La sua mente partì da sola, e del tutto contro la sua volontà, visualizzando una lunga carrellata di immagini on the road, con zaini in spalla, accampamenti di fortuna, romantici tramonti sul mare e aeroporti affollati in cui si addentravano mano nella mano. Nemmeno si accorse del parcheggio estemporaneo, in obliquo tra due cassoni della spazzatura, e soltanto quando Stef le picchiettò un dito sulla spalla ritornò malvolentieri alla realtà.

“Scendi?”

Annuì con estrema fatica, abbandonando senza entusiasmo il sedile.

Finirono per ingoiare tre brioches a testa, Giù rigorosamente al cioccolato perché erano le sue preferite e Stefano sbizzarrendosi tra una ripiena alla crema, una con mele e cannella e un gigantesco bombolone colmo di marmellata di mirtilli. Le brioches, spiegò con un grosso baffo violetto sulla guancia, erano in assoluto il suo alimento preferito.

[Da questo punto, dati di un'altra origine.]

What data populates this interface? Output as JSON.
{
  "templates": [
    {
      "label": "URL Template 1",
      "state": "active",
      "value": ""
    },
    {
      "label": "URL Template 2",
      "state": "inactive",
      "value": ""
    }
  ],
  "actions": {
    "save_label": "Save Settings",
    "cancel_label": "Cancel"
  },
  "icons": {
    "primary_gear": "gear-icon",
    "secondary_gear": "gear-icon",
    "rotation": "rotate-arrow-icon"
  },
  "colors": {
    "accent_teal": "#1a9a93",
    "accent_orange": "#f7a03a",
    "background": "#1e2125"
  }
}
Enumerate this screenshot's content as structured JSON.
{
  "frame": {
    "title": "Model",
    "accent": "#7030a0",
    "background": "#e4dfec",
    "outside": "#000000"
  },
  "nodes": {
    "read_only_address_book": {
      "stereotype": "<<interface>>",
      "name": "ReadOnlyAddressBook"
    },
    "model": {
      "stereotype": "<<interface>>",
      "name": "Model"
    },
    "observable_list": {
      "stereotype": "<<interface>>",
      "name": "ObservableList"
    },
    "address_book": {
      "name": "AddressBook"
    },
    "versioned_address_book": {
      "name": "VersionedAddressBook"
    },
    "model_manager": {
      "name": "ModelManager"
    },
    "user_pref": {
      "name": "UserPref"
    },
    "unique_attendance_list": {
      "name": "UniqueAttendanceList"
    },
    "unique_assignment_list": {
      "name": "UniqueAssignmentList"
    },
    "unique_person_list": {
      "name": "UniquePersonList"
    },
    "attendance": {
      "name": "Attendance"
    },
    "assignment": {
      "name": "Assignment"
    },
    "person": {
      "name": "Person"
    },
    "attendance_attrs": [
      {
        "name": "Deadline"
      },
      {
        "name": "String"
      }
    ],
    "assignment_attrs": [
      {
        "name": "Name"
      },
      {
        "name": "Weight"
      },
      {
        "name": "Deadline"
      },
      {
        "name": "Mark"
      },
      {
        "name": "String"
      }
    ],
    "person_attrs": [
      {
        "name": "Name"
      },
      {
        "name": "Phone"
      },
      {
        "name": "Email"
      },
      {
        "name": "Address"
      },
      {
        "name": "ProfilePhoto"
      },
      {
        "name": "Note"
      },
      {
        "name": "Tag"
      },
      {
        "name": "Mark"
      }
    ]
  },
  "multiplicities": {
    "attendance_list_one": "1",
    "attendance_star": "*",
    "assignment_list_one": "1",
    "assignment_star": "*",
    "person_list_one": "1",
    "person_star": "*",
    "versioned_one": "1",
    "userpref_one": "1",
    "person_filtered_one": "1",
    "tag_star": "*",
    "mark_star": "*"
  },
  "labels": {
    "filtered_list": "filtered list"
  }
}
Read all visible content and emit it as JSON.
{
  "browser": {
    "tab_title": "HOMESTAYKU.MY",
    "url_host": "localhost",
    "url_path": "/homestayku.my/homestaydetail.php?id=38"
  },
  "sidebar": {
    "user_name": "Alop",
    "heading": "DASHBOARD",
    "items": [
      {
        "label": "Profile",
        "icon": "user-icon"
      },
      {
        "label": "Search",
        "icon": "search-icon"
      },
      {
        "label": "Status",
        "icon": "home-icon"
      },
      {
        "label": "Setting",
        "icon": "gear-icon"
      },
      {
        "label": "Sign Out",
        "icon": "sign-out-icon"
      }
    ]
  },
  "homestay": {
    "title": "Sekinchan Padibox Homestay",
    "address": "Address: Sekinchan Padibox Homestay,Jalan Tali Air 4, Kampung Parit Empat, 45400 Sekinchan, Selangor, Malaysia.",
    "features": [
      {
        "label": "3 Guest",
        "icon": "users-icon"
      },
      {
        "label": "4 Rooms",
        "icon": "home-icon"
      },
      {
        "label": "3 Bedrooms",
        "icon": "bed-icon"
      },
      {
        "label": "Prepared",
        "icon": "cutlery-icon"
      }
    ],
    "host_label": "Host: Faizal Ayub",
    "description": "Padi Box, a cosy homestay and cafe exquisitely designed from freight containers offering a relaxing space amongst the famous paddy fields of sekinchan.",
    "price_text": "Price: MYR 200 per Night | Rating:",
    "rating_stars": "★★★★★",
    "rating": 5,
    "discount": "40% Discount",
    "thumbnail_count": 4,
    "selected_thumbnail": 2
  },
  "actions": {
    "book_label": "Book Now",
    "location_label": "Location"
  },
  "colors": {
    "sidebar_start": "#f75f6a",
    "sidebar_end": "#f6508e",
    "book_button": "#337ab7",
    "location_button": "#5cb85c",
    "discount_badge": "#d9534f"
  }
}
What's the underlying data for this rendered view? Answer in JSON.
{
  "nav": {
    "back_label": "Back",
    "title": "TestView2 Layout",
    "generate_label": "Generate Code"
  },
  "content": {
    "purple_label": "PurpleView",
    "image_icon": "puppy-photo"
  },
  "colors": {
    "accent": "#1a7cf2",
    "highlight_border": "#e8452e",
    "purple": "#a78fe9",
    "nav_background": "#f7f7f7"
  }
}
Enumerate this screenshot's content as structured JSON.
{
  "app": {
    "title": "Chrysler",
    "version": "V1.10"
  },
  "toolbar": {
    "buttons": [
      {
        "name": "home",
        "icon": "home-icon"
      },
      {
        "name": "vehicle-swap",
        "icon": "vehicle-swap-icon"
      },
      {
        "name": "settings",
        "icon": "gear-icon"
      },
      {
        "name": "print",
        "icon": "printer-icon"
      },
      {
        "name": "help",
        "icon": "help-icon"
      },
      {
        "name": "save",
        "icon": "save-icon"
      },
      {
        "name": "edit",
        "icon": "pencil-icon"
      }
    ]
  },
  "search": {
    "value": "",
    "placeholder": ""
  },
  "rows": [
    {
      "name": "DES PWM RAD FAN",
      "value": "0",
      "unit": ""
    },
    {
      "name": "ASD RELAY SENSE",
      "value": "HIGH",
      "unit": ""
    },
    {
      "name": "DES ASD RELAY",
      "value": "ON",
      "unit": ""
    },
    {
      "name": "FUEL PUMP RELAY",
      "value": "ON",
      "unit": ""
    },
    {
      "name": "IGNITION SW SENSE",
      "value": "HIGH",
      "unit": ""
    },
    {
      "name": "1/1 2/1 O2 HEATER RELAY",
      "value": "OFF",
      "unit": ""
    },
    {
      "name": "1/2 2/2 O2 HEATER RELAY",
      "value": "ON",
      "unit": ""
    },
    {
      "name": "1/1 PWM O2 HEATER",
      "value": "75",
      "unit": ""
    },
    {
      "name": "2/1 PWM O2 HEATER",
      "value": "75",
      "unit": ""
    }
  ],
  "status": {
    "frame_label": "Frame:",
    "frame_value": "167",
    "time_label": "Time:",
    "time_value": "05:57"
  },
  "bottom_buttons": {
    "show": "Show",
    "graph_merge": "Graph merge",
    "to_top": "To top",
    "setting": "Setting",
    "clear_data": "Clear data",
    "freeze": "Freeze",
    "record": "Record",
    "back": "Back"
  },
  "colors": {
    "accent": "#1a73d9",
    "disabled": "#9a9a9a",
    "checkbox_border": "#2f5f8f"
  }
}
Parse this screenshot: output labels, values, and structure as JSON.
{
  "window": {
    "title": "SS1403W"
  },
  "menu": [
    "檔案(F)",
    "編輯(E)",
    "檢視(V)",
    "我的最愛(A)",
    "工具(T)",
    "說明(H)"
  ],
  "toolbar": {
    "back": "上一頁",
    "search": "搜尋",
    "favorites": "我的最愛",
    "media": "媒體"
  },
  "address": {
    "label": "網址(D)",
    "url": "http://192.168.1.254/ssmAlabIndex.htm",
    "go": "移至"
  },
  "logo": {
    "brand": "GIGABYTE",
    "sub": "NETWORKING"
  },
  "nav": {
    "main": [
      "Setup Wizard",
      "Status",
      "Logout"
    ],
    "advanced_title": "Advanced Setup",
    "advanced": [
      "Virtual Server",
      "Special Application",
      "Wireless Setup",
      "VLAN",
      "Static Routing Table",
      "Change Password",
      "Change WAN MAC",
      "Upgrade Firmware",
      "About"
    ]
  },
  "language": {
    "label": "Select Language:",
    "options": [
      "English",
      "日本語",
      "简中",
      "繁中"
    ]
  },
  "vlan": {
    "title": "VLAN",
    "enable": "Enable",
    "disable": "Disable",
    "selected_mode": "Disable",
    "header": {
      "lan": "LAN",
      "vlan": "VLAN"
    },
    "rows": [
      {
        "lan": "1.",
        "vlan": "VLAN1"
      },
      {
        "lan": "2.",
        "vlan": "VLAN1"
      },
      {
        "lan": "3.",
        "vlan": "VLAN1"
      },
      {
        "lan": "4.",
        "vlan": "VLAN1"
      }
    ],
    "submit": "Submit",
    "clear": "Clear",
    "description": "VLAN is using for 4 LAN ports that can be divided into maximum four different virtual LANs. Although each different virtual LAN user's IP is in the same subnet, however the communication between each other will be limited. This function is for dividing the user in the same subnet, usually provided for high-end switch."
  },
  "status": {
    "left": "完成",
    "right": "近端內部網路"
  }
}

A quel punto dovettero schizzare come matti in mezzo al traffico – Stef era bravissimo a sorpassare in corsia unica, ma anche a non imbroccare nemmeno per sbaglio i sensi unici nella giusta direzione – per non arrivare a scuola con troppo ritardo. Si separarono a tutta birra appena oltrepassata la soglia dell’istituto, perché la quinta A era a piano terra, ma Giù per un soffio non inciampò immediatamente nel primo gradino, nel sentire la mano di Stef sfiorare i suoi capelli in una carezza dispettosa prima che l’interezza di lui sparisse nel corridoio.

Fortunatamente la prima ora del lunedì, come quella del mercoledì, era tenuta dal professor Ventura, che la accolse con uno sguardo placido e vagamente ironico sventolando bonariamente nella sua direzione il gessetto con cui stava schematizzando alla lavagna la cronologia di vita di Filippo Brunelleschi.

Corioli, sono contentissimo che tu abbia deciso di passare a salutarmi,” osservò indifferente.

Giù si fece nuovamente purpurea, esitando nel raggiungere il banco.

M-mi scusi, professore, ho…c’era traffico e…posso restare, vero?” pigolò incerta.

ci mancava solo che la buttasse fuori perché non aveva la giustificazione per il ritardo. Come lo spiegava a Serafina che dopo averla ricondotta in casa ubriaca e vomitante Stefano l’aveva fatta arrivare a scuola venti minuti dopo l’orario prestabilito?

“Naturalmente, Corioli,” confermò il docente, dando un’occhiata al libro di testo per riprendere il filo. “Come non credere, del resto, ad una scusa così ben congegnata?” proseguì riprendendo a scrivere. Eva scoppiò rumorosamente a ridere e numerose altre risatine trattenute risuonarono alle loro spalle. “Che sia la prima e ultima volta, Corioli,” l’ammonì ancora il professore, ma sul suo volto c’era un vago sorriso che si aprì immediatamente anche su quello di Giù, mentre prendeva posto.

“Grazie, professore,” mormorò riconoscente, lui annuì sbrigativo e riprese a spiegare.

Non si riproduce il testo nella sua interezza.